In 1899, Henry Currie Marillier published ‘Dante Gabriel Rossetti, An Illustrated Memorial of His Art and Life’ containing eleven photos of Rae’s Rossetti artwork, commenting that Rae’s collection together with Ellen Heaton’s were acknowledged to be the only Rossetti collections that had survived intact.

On 10 March 1900 Rae purchased from H. Virtue-Tebbs at the Christie auction lot 38, ‘Windermere by Ford Madox Brown, that Rae has seen exhibited at Liverpool Exhibition in 1856.

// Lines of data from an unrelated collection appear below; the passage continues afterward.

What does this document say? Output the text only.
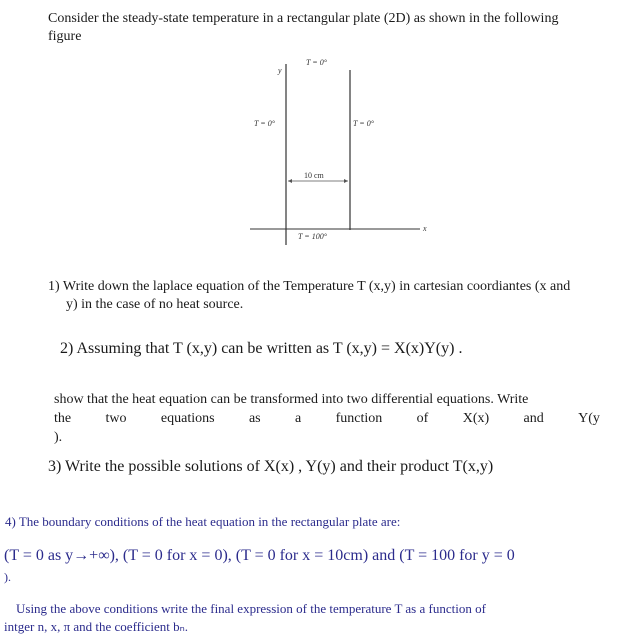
Consider the steady-state temperature in a rectangular plate (2D) as shown in the following
figure
y
x
T = 0°
T = 0°	T = 0°
10 cm
T = 100°
1) Write down the laplace equation of the Temperature T (x,y) in cartesian coordiantes (x and
y) in the case of no heat source.
2) Assuming that T (x,y) can be written as T (x,y) = X(x)Y(y) .
show that the heat equation can be transformed into two differential equations. Write
the two equations as a function of X(x) and Y(y
).
3) Write the possible solutions of X(x) , Y(y) and their product T(x,y)
4) The boundary conditions of the heat equation in the rectangular plate are:
(T = 0 as y→+∞), (T = 0 for x = 0), (T = 0 for x = 10cm) and (T = 100 for y = 0
).
Using the above conditions write the final expression of the temperature T as a function of
intger n, x, π and the coefficient bₙ.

George Rae died at his home of Redcourt on 4 August 1902. His obituary was published in the Liverpool Daily Post on 5 August 1902 and also in The Bankers’ Insurance Managers’ and Agents Magazine, Volume LXXIV September 1902. The magazine also published a list of 95 artworks owned by Rae including 19 by Dante Gabriel Rossetti, 6 by Ford Madox Brown, 5 by Arthur Hughes, 1 by Edward Burne-Jones, 28 by William Davis, 11 by William Bond, and 6 by Spencer Stanhope.

In his will Rae donated £1,250 to 12 local Liverpool charities. He was buried in Flaybrick Hill Cemetery (now Flaybick Memorial Gardens). St Saviours Church in Oxton contains the West window with a dedication to Rae. It is the work of Sir Edward Burne-Jones and originally executed by Morris & Co.

== Family and legacy ==
In April 1902, Rae endowed the sum of £1,500 to the University College of North Wales, Bangor (Bangor University), to create a Chair in the lectureship in banking and currency. George Rae's lectures were delivered until 1920 and again between 1987 and 2007. The George Rae Prize was awarded for the highest marks in the Institute of Banking exam: Practice of Banking.

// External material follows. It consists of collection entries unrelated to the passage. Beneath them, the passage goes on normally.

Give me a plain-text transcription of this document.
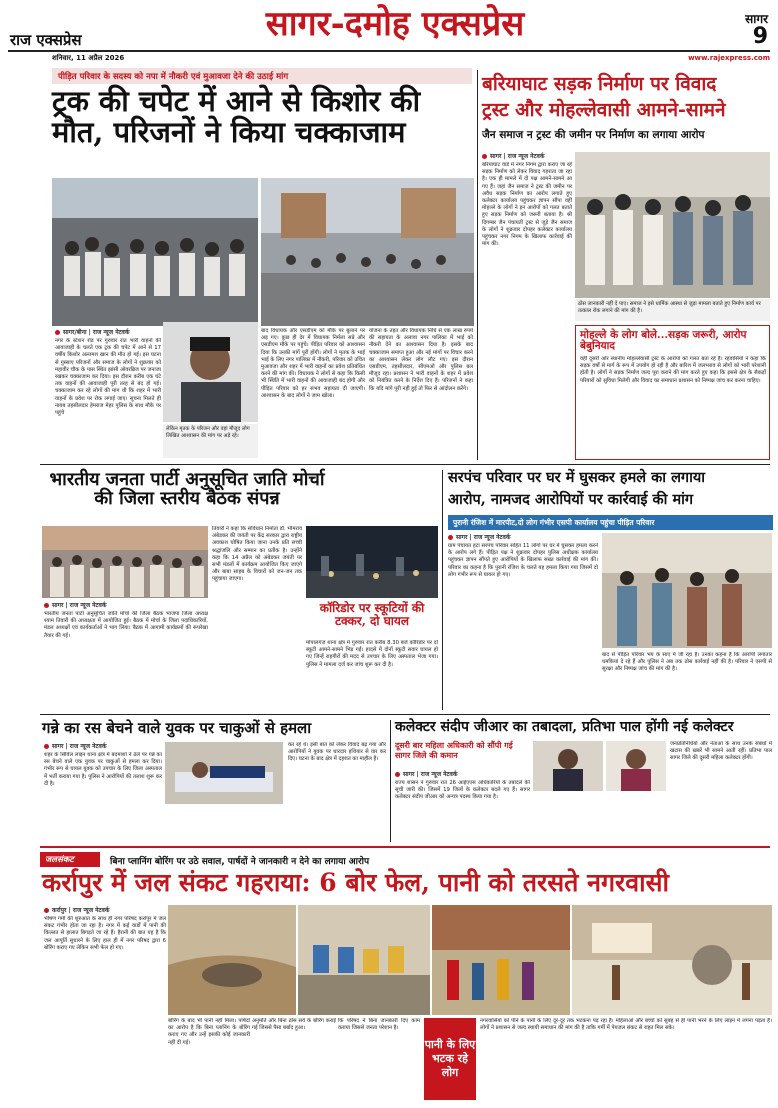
राज एक्सप्रेस	सागर-दमोह एक्सप्रेस	सागर
9
शनिवार, 11 अप्रैल 2026	www.rajexpress.com
पीड़ित परिवार के सदस्य को नपा में नौकरी एवं मुआवजा देने की उठाई मांग
ट्रक की चपेट में आने से किशोर की मौत, परिजनों ने किया चक्काजाम
सागर/बीना | राज न्यूज नेटवर्क
नगर के स्टेशन रोड पर गुरुवार रात भारी वाहनों की आवाजाही के चलते एक ट्रक की चपेट में आने से 17 वर्षीय किशोर अल्तमश खान की मौत हो गई। इस घटना से गुस्साए परिजनों और समाज के लोगों ने शुक्रवार को महावीर चौक के पास स्थित झांसी ओवरब्रिज पर जनाजा रखकर चक्काजाम कर दिया। इस दौरान करीब एक घंटे तक वाहनों की आवाजाही पूरी तरह से बंद हो गई। चक्काजाम कर रहे लोगों की मांग थी कि शहर में भारी वाहनों के प्रवेश पर रोक लगाई जाए। सूचना मिलते ही नायब तहसीलदार हेमराज मेहर पुलिस के साथ मौके पर पहुंचे
लेकिन मृतक के परिजन और वहां मौजूद लोग लिखित आश्वासन की मांग पर अड़े रहे।
बाद विधायक और एसडीएम को मौके पर बुलाने पर अड़ गए। कुछ ही देर में विधायक निर्मला सप्रे और एसडीएम मौके पर पहुंचे। पीड़ित परिवार को आश्वासन दिया कि उनकी मांगें पूरी होंगी। लोगों ने मृतक के भाई भाई के लिए नगर पालिका में नौकरी, परिवार को उचित मुआवजा और शहर में भारी वाहनों का प्रवेश प्रतिबंधित करने की मांग की। विधायक ने लोगों से कहा कि किसी भी स्थिति में भारी वाहनों की आवाजाही बंद होगी और पीड़ित परिवार को हर संभव सहायता दी जाएगी। आश्वासन के बाद लोगों ने जाम खोला।
योजना के तहत और विधायक निधि से एक लाख रुपये की सहायता के अलावा नगर पालिका में भाई को नौकरी देने का आश्वासन दिया है। इसके बाद चक्काजाम समाप्त हुआ और नई मांगों पर विचार करने का आश्वासन लेकर लोग लौट गए। इस दौरान एसडीएम, तहसीलदार, सीएमओ और पुलिस बल मौजूद रहा। प्रशासन ने भारी वाहनों के शहर में प्रवेश को नियंत्रित करने के निर्देश दिए हैं। परिजनों ने कहा कि यदि मांगे पूरी नहीं हुईं तो फिर से आंदोलन करेंगे।
बरियाघाट सड़क निर्माण पर विवाद
ट्रस्ट और मोहल्लेवासी आमने-सामने
जैन समाज न ट्रस्ट की जमीन पर निर्माण का लगाया आरोप
सागर | राज न्यूज नेटवर्क
बरियाघाट वार्ड में नगर निगम द्वारा कराए जा रहे सड़क निर्माण को लेकर विवाद गहराता जा रहा है। एक ही मामले में दो पक्ष आमने-सामने आ गए हैं। जहां जैन समाज ने ट्रस्ट की जमीन पर अवैध सड़क निर्माण का आरोप लगाते हुए कलेक्टर कार्यालय पहुंचकर ज्ञापन सौंपा वहीं मोहल्ले के लोगों ने इन आरोपों को गलत बताते हुए सड़क निर्माण को जरूरी बताया है। श्री दिगम्बर जैन पंचायती ट्रस्ट से जुड़े जैन समाज के लोगों ने शुक्रवार दोपहर कलेक्टर कार्यालय पहुंचकर नगर निगम के खिलाफ कार्रवाई की मांग की।
ठोस जानकारी नहीं दे पाए। समाज ने इसे धार्मिक आस्था से जुड़ा मामला बताते हुए निर्माण कार्य पर तत्काल रोक लगाने की मांग की है।
मोहल्ले के लोग बोले...सड़क जरूरी, आरोप बेबुनियाद
वहीं दूसरी ओर स्थानीय मोहल्लेवासी ट्रस्ट के आरोपों को गलत बता रहे हैं। रहवासियों ने कहा कि सड़क वर्षों से मार्ग के रूप में उपयोग हो रही है और बारिश में जलभराव से लोगों को भारी परेशानी होती है। लोगों ने सड़क निर्माण जल्द पूरा कराने की मांग करते हुए कहा कि इससे क्षेत्र के सैकड़ों परिवारों को सुविधा मिलेगी और विवाद का समाधान प्रशासन को निष्पक्ष जांच कर करना चाहिए।
भारतीय जनता पार्टी अनुसूचित जाति मोर्चा की जिला स्तरीय बैठक संपन्न
सागर | राज न्यूज नेटवर्क
भारतीय जनता पार्टी अनुसूचित जाति मोर्चा की जिला बैठक भाजपा जिला अध्यक्ष श्याम तिवारी की अध्यक्षता में आयोजित हुई। बैठक में मोर्चा के जिला पदाधिकारियों, मंडल अध्यक्षों एवं कार्यकर्ताओं ने भाग लिया। बैठक में आगामी कार्यक्रमों की रूपरेखा तैयार की गई।
तिवारी ने कहा कि संविधान निर्माता डॉ. भीमराव अंबेडकर की जयंती पर केंद्र सरकार द्वारा राष्ट्रीय अवकाश घोषित किया जाना उनके प्रति सच्ची श्रद्धांजलि और सम्मान का प्रतीक है। उन्होंने कहा कि 14 अप्रैल को अंबेडकर जयंती पर सभी मंडलों में कार्यक्रम आयोजित किए जाएंगे और बाबा साहब के विचारों को जन-जन तक पहुंचाया जाएगा।
कॉरिडोर पर स्कूटियों की टक्कर, दो घायल
मोपालगंज थाना क्षेत्र में गुरुवार रात करीब 8.30 बजे कॉरिडोर पर दो स्कूटी आमने-सामने भिड़ गईं। हादसे में दोनों स्कूटी सवार घायल हो गए जिन्हें राहगीरों की मदद से उपचार के लिए अस्पताल भेजा गया। पुलिस ने मामला दर्ज कर जांच शुरू कर दी है।
सरपंच परिवार पर घर में घुसकर हमले का लगाया
आरोप, नामजद आरोपियों पर कार्रवाई की मांग
पुरानी रंजिश में मारपीट,दो लोग गंभीर एसपी कार्यालय पहुंचा पीड़ित परिवार
सागर | राज न्यूज नेटवर्क
ग्राम पंचायत हटा सरपंच परिवार सहित 11 लोगों पर घर में घुसकर हमला करने के आरोप लगे हैं। पीड़ित पक्ष ने शुक्रवार दोपहर पुलिस अधीक्षक कार्यालय पहुंचकर ज्ञापन सौंपते हुए आरोपियों के खिलाफ सख्त कार्रवाई की मांग की। परिवार का कहना है कि पुरानी रंजिश के चलते यह हमला किया गया जिसमें दो लोग गंभीर रूप से घायल हो गए।
बाद से पीड़ित परिवार भय के साए में जी रहा है। उनका कहना है कि आरोपी लगातार धमकियां दे रहे हैं और पुलिस ने अब तक ठोस कार्रवाई नहीं की है। परिवार ने एसपी से सुरक्षा और निष्पक्ष जांच की मांग की है।
गन्ने का रस बेचने वाले युवक पर चाकुओं से हमला
सागर | राज न्यूज नेटवर्क
शहर के सिविल लाइन थाना क्षेत्र में बदमाशों ने ठेले पर गन्ने का रस बेचने वाले एक युवक पर चाकुओं से हमला कर दिया। गंभीर रूप से घायल युवक को उपचार के लिए जिला अस्पताल में भर्ती कराया गया है। पुलिस ने आरोपियों की तलाश शुरू कर दी है।
कर रहे थे। इसी बात को लेकर विवाद बढ़ गया और आरोपियों ने युवक पर धारदार हथियार से वार कर दिए। घटना के बाद क्षेत्र में दहशत का माहौल है।
कलेक्टर संदीप जीआर का तबादला, प्रतिभा पाल होंगी नई कलेक्टर
दूसरी बार महिला अधिकारी को सौंपी गई सागर जिले की कमान
सागर | राज न्यूज नेटवर्क
राज्य शासन ने गुरुवार रात 26 आईएएस अधिकारियों के तबादले की सूची जारी की। जिसमें 19 जिलों के कलेक्टर बदले गए हैं। सागर कलेक्टर संदीप जीआर को अन्यत्र पदस्थ किया गया है।
जनप्रतिनिधियों और नेताओं के साथ उनके संबंधों में खटास की खबरें भी सामने आती रहीं। प्रतिभा पाल सागर जिले की दूसरी महिला कलेक्टर होंगी।
जलसंकट	बिना प्लानिंग बोरिंग पर उठे सवाल, पार्षदों ने जानकारी न देने का लगाया आरोप
कर्रापुर में जल संकट गहराया: 6 बोर फेल, पानी को तरसते नगरवासी
कर्रापुर | राज न्यूज नेटवर्क
भीषण गर्मी की शुरुआत के साथ ही नगर परिषद कर्रापुर में जल संकट गंभीर होता जा रहा है। नगर में कई वार्डों में पानी की किल्लत से हालात बिगड़ते जा रहे हैं। हैरानी की बात यह है कि जल आपूर्ति सुधारने के लिए हाल ही में नगर परिषद द्वारा 6 बोरिंग कराए गए लेकिन सभी फेल हो गए।
बोरिंग के बाद भी पानी नहीं मिला। पार्षदों का आरोप है कि बिना प्लानिंग के बोरिंग कराए गए और उन्हें इसकी कोई जानकारी नहीं दी गई।
अनुमति और बिना ठोस सर्वे के बोरिंग कराई गई जिससे पैसा बर्बाद हुआ।
कि परिषद ने बिना जानकारी दिए काम कराया जिससे जनता परेशान है।
पानी के लिए भटक रहे लोग
नगरवासियों को पीने के पानी के लिए दूर-दूर तक भटकना पड़ रहा है। महिलाओं और बच्चों को सुबह से ही पानी भरने के लिए लाइन में लगना पड़ता है। लोगों ने प्रशासन से जल्द स्थायी समाधान की मांग की है ताकि गर्मी में पेयजल संकट से राहत मिल सके।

George Rae’s older brother, John Rae, emigrated to Australia in 1839 and became one of the three Commissioners that administered the city of Sydney.

His widow Julia lived at Redcourt until her death on 20 November 1915. In 1916 twelve Rossettis were purchased by the National Gallery, now owned by Tate Britain including ‘The Beloved’ £3,000 and ‘Monna Vanna’ £2,000. Ford Madox Brown ‘An English Autumn Afternoon’ £810 was purchased by the Birmingham Museums Trust.